Voordat de onderhandelingen zijn begonnen, is een economische beoordeling uitgevoerd door een extern bedrijf. Deze beoordeling kan worden geraadpleegd via de volgende link: trade.ec.europa.eu/doclib/docs/2011/april . De auteurs hebben de economische en handelseffecten van de uitbreiding van de ITA beoordeeld op basis van een lijst van door de Commissie voorgestelde producten. De raming van veranderingen in de desbetreffende handelsstromen van de EU (55 miljard euro meer uitvoer per jaar en 40 miljard euro meer invoer) is ruim lager dan het uiteindelijke resultaat (zie onderstaande cijfers). Op basis van deze cijfers hebben de consultants echter vastgesteld dat zowel de Europese export als de import zou toenemen en dat door een verlaging van de prijs en een toenemend verbruik van die nieuwe ITA-producten de uitbreiding van de ITA-productenlijst ten goede zal komen aan de ondernemingen in de EU en hun mogelijkheden om zaken te doen zal verbeteren. Zij stelden ook vast dat uitbreiding van de ITA met meer producten ten goede zal komen aan de consumenten van deze producten aangezien zij te maken krijgen met lagere prijzen en een breder aanbod aan producten om uit te kiezen. Toen zij al deze voordelen in één cijfer combineerden, stelden zij vast dat het afschaffen van rechten op de uitgebreide lijst van producten circa 45 miljoen euro welvaartswinst zou betekenen voor de economie van de EU. De welvaart van de consument zou met 520 miljoen euro toenemen (consumentenmeerwaarde). Aangezien de desbetreffende uitvoer en invoer aanzienlijk hoger bleek dan de ramingen, zullen de werkelijke economische effecten waarschijnlijk ook groter zijn.

Nu de definitieve resultaten van de onderhandelingen bekend zijn, heeft de Commissie haar eigen interne beoordeling gemaakt. De volgende drie elementen zijn de belangrijkste bevindingen daaruit:

• Tussen 74 en 150 miljard euro van de Europese uitvoer vallen onder de overeenkomst.
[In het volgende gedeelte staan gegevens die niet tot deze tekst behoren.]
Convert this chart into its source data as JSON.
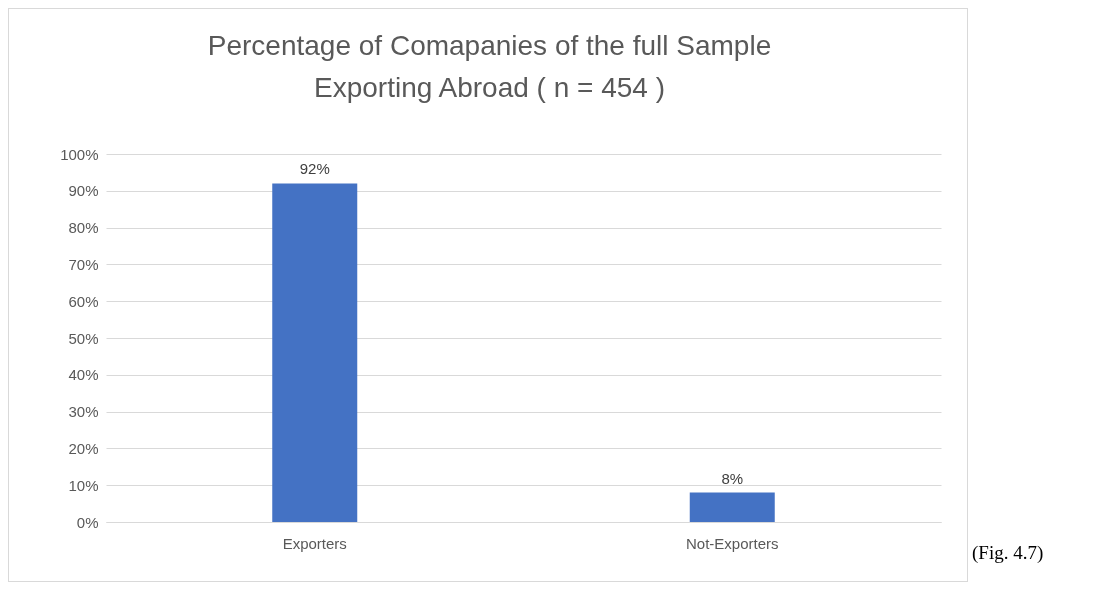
{
  "chart_data": {
    "type": "bar",
    "title": "Percentage of Comapanies of the full Sample Exporting Abroad ( n = 454 )",
    "categories": [
      "Exporters",
      "Not-Exporters"
    ],
    "values": [
      92,
      8
    ],
    "color": "#4472c4",
    "value_labels": [
      "92%",
      "8%"
    ],
    "ylim": [
      0,
      100
    ],
    "yticks": [
      {
        "value": 0,
        "label": "0%"
      },
      {
        "value": 10,
        "label": "10%"
      },
      {
        "value": 20,
        "label": "20%"
      },
      {
        "value": 30,
        "label": "30%"
      },
      {
        "value": 40,
        "label": "40%"
      },
      {
        "value": 50,
        "label": "50%"
      },
      {
        "value": 60,
        "label": "60%"
      },
      {
        "value": 70,
        "label": "70%"
      },
      {
        "value": 80,
        "label": "80%"
      },
      {
        "value": 90,
        "label": "90%"
      },
      {
        "value": 100,
        "label": "100%"
      }
    ],
    "grid": "y",
    "annotations": [
      "(Fig. 4.7)"
    ]
  }
}
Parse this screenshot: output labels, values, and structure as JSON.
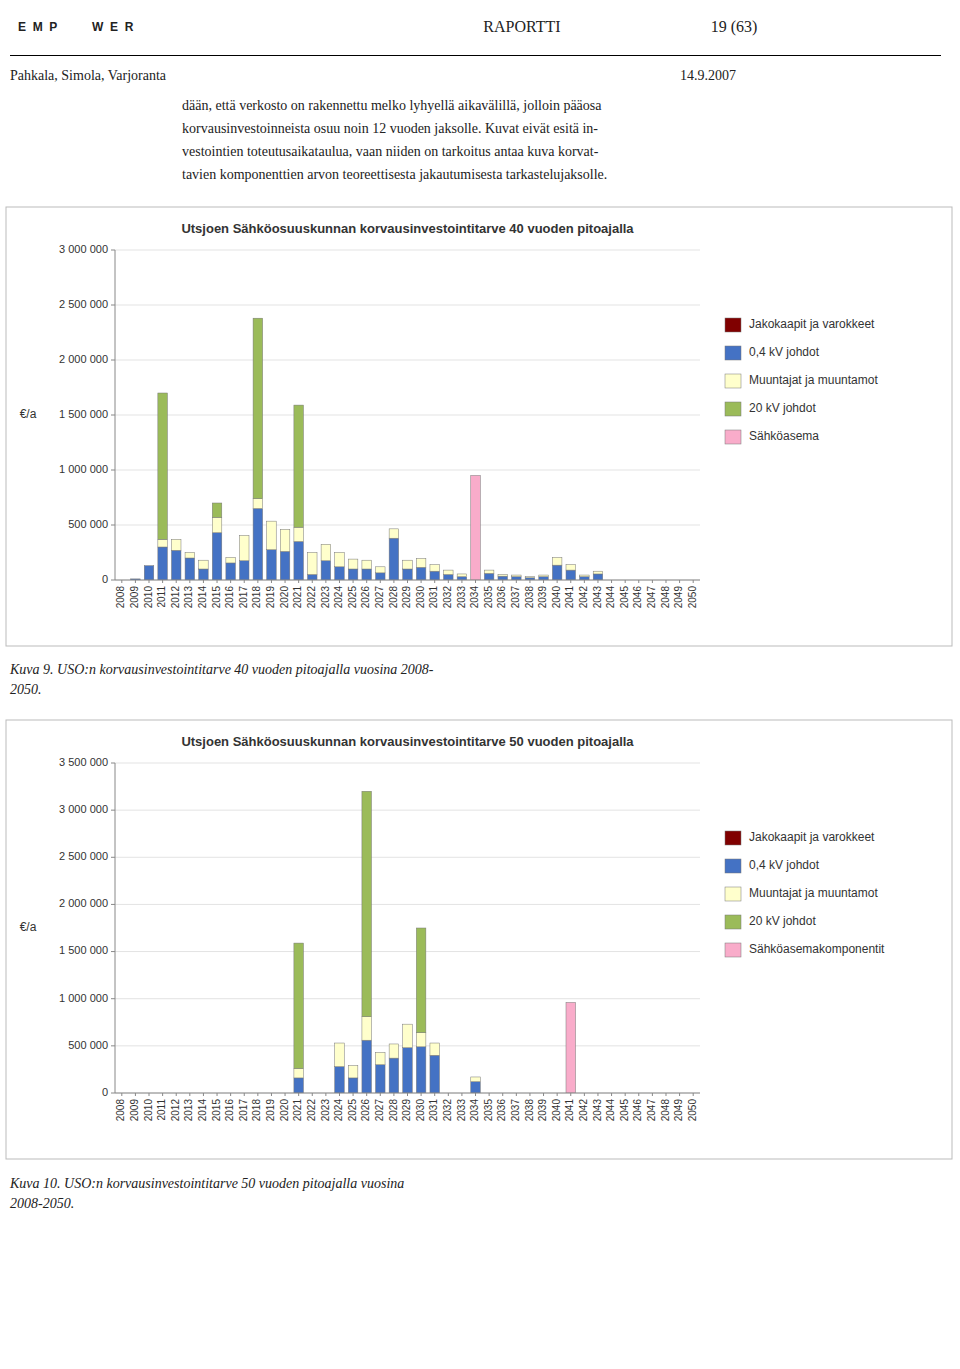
{
  "page": {
    "logo": [
      "E  M  P",
      "W  E  R"
    ],
    "header": [
      "RAPORTTI",
      "19 (63)"
    ],
    "authors": "Pahkala, Simola, Varjoranta",
    "date": "14.9.2007",
    "body": [
      "dään, että verkosto on rakennettu melko lyhyellä aikavälillä, jolloin pääosa",
      "korvausinvestoinneista osuu noin 12 vuoden jaksolle. Kuvat eivät esitä in-",
      "vestointien toteutusaikataulua, vaan niiden on tarkoitus antaa kuva korvat-",
      "tavien komponenttien arvon teoreettisesta jakautumisesta tarkastelujaksolle."
    ],
    "captions": [
      "Kuva 9. USO:n korvausinvestointitarve 40 vuoden pitoajalla vuosina 2008-\n2050.",
      "Kuva 10. USO:n korvausinvestointitarve 50 vuoden pitoajalla vuosina\n2008-2050."
    ]
  },
  "chart_data": [
    {
      "type": "bar",
      "stacked": true,
      "title": "Utsjoen Sähköosuuskunnan korvausinvestointitarve 40 vuoden pitoajalla",
      "ylabel": "€/a",
      "categories": [
        2008,
        2009,
        2010,
        2011,
        2012,
        2013,
        2014,
        2015,
        2016,
        2017,
        2018,
        2019,
        2020,
        2021,
        2022,
        2023,
        2024,
        2025,
        2026,
        2027,
        2028,
        2029,
        2030,
        2031,
        2032,
        2033,
        2034,
        2035,
        2036,
        2037,
        2038,
        2039,
        2040,
        2041,
        2042,
        2043,
        2044,
        2045,
        2046,
        2047,
        2048,
        2049,
        2050
      ],
      "series": [
        {
          "name": "Jakokaapit ja varokkeet",
          "color": "#800000",
          "values": [
            0,
            0,
            0,
            0,
            0,
            0,
            0,
            0,
            0,
            0,
            0,
            0,
            0,
            0,
            0,
            0,
            0,
            0,
            0,
            0,
            0,
            0,
            0,
            0,
            0,
            0,
            0,
            0,
            0,
            0,
            0,
            0,
            0,
            0,
            0,
            0,
            0,
            0,
            0,
            0,
            0,
            0,
            0
          ]
        },
        {
          "name": "0,4 kV johdot",
          "color": "#4472C4",
          "values": [
            0,
            10000,
            130000,
            300000,
            270000,
            200000,
            100000,
            430000,
            155000,
            175000,
            650000,
            275000,
            260000,
            350000,
            50000,
            175000,
            120000,
            100000,
            100000,
            65000,
            380000,
            100000,
            115000,
            80000,
            50000,
            30000,
            0,
            60000,
            35000,
            30000,
            20000,
            30000,
            135000,
            90000,
            30000,
            55000,
            0,
            0,
            0,
            0,
            0,
            0,
            0
          ]
        },
        {
          "name": "Muuntajat ja muuntamot",
          "color": "#FFFFCC",
          "values": [
            0,
            0,
            0,
            70000,
            100000,
            50000,
            80000,
            140000,
            50000,
            230000,
            90000,
            260000,
            200000,
            130000,
            200000,
            150000,
            130000,
            90000,
            80000,
            55000,
            85000,
            80000,
            80000,
            60000,
            40000,
            25000,
            0,
            30000,
            15000,
            15000,
            10000,
            15000,
            70000,
            50000,
            15000,
            25000,
            0,
            0,
            0,
            0,
            0,
            0,
            0
          ]
        },
        {
          "name": "20 kV johdot",
          "color": "#9BBB59",
          "values": [
            0,
            0,
            0,
            1330000,
            0,
            0,
            0,
            130000,
            0,
            0,
            1640000,
            0,
            0,
            1110000,
            0,
            0,
            0,
            0,
            0,
            0,
            0,
            0,
            0,
            0,
            0,
            0,
            0,
            0,
            0,
            0,
            0,
            0,
            0,
            0,
            0,
            0,
            0,
            0,
            0,
            0,
            0,
            0,
            0
          ]
        },
        {
          "name": "Sähköasema",
          "color": "#F9ACCA",
          "values": [
            0,
            0,
            0,
            0,
            0,
            0,
            0,
            0,
            0,
            0,
            0,
            0,
            0,
            0,
            0,
            0,
            0,
            0,
            0,
            0,
            0,
            0,
            0,
            0,
            0,
            0,
            950000,
            0,
            0,
            0,
            0,
            0,
            0,
            0,
            0,
            0,
            0,
            0,
            0,
            0,
            0,
            0,
            0
          ]
        }
      ],
      "ylim": [
        0,
        3000000
      ],
      "yticks": [
        0,
        {
          "value": 500000,
          "label": "500 000"
        },
        {
          "value": 1000000,
          "label": "1 000 000"
        },
        {
          "value": 1500000,
          "label": "1 500 000"
        },
        {
          "value": 2000000,
          "label": "2 000 000"
        },
        {
          "value": 2500000,
          "label": "2 500 000"
        },
        {
          "value": 3000000,
          "label": "3 000 000"
        }
      ],
      "grid": true,
      "legend": "right"
    },
    {
      "type": "bar",
      "stacked": true,
      "title": "Utsjoen Sähköosuuskunnan korvausinvestointitarve 50 vuoden pitoajalla",
      "ylabel": "€/a",
      "categories": [
        2008,
        2009,
        2010,
        2011,
        2012,
        2013,
        2014,
        2015,
        2016,
        2017,
        2018,
        2019,
        2020,
        2021,
        2022,
        2023,
        2024,
        2025,
        2026,
        2027,
        2028,
        2029,
        2030,
        2031,
        2032,
        2033,
        2034,
        2035,
        2036,
        2037,
        2038,
        2039,
        2040,
        2041,
        2042,
        2043,
        2044,
        2045,
        2046,
        2047,
        2048,
        2049,
        2050
      ],
      "series": [
        {
          "name": "Jakokaapit ja varokkeet",
          "color": "#800000",
          "values": [
            0,
            0,
            0,
            0,
            0,
            0,
            0,
            0,
            0,
            0,
            0,
            0,
            0,
            0,
            0,
            0,
            0,
            0,
            0,
            0,
            0,
            0,
            0,
            0,
            0,
            0,
            0,
            0,
            0,
            0,
            0,
            0,
            0,
            0,
            0,
            0,
            0,
            0,
            0,
            0,
            0,
            0,
            0
          ]
        },
        {
          "name": "0,4 kV johdot",
          "color": "#4472C4",
          "values": [
            0,
            0,
            0,
            0,
            0,
            0,
            0,
            0,
            0,
            0,
            0,
            0,
            0,
            160000,
            0,
            0,
            280000,
            160000,
            560000,
            300000,
            370000,
            480000,
            490000,
            400000,
            0,
            0,
            120000,
            0,
            0,
            0,
            0,
            0,
            0,
            0,
            0,
            0,
            0,
            0,
            0,
            0,
            0,
            0,
            0
          ]
        },
        {
          "name": "Muuntajat ja muuntamot",
          "color": "#FFFFCC",
          "values": [
            0,
            0,
            0,
            0,
            0,
            0,
            0,
            0,
            0,
            0,
            0,
            0,
            0,
            100000,
            0,
            0,
            250000,
            130000,
            250000,
            130000,
            150000,
            250000,
            150000,
            130000,
            0,
            0,
            50000,
            0,
            0,
            0,
            0,
            0,
            0,
            0,
            0,
            0,
            0,
            0,
            0,
            0,
            0,
            0,
            0
          ]
        },
        {
          "name": "20 kV johdot",
          "color": "#9BBB59",
          "values": [
            0,
            0,
            0,
            0,
            0,
            0,
            0,
            0,
            0,
            0,
            0,
            0,
            0,
            1330000,
            0,
            0,
            0,
            0,
            2390000,
            0,
            0,
            0,
            1110000,
            0,
            0,
            0,
            0,
            0,
            0,
            0,
            0,
            0,
            0,
            0,
            0,
            0,
            0,
            0,
            0,
            0,
            0,
            0,
            0
          ]
        },
        {
          "name": "Sähköasemakomponentit",
          "color": "#F9ACCA",
          "values": [
            0,
            0,
            0,
            0,
            0,
            0,
            0,
            0,
            0,
            0,
            0,
            0,
            0,
            0,
            0,
            0,
            0,
            0,
            0,
            0,
            0,
            0,
            0,
            0,
            0,
            0,
            0,
            0,
            0,
            0,
            0,
            0,
            0,
            960000,
            0,
            0,
            0,
            0,
            0,
            0,
            0,
            0,
            0
          ]
        }
      ],
      "ylim": [
        0,
        3500000
      ],
      "yticks": [
        0,
        {
          "value": 500000,
          "label": "500 000"
        },
        {
          "value": 1000000,
          "label": "1 000 000"
        },
        {
          "value": 1500000,
          "label": "1 500 000"
        },
        {
          "value": 2000000,
          "label": "2 000 000"
        },
        {
          "value": 2500000,
          "label": "2 500 000"
        },
        {
          "value": 3000000,
          "label": "3 000 000"
        },
        {
          "value": 3500000,
          "label": "3 500 000"
        }
      ],
      "grid": true,
      "legend": "right"
    }
  ]
}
Dat is weliswaar een breed spectrum, maar dat is te wijten aan het feit dat sommige producten er slechts gedeeltelijk onder vallen ("ex-outs"), waardoor niet met zekerheid kan worden vastgesteld hoeveel tarieflijnen daadwerkelijk zullen worden geliberaliseerd.

• Exporteurs van de EU zullen 0,8 à 2,1 miljard euro aan rechten besparen op hun uitvoer buiten de EU.

• Aangezien de onderhandelde producten belangrijke tussenproducten zijn in een groot aandeel van de uitvoer van de EU, kunnen belangrijke effecten op de waardeketen worden verwacht. Uit een algemene evenwichtssimulatie blijkt dat de totale uitvoer van goederen kan toenemen met ongeveer 0,7 % tot 1,4 % van de oorspronkelijke waarde. In termen van de huidige uitvoer van goederen buiten de EU komt dit neer op 12 à 24 miljard euro.

De Commissie zal haar bevindingen ook in een kort verslag aan de Raad voorleggen, los van deze toelichting.

2.

Gevolgen voor de begroting



In totaal zal de Europese Unie naar verwachting 1,5 miljard euro aan rechten verliezen op IT-goederen. Dit verlies zal echter worden gespreid over 7 jaar. De laagste rechten zullen worden afgeschaft bij de inwerkingtreding van de overeenkomst, dat is 25 % van de totale waarde van de rechten. Na 3 jaar zal meer dan 60 % van de rechten zijn afgeschaft, 30 % pas na 7 jaar.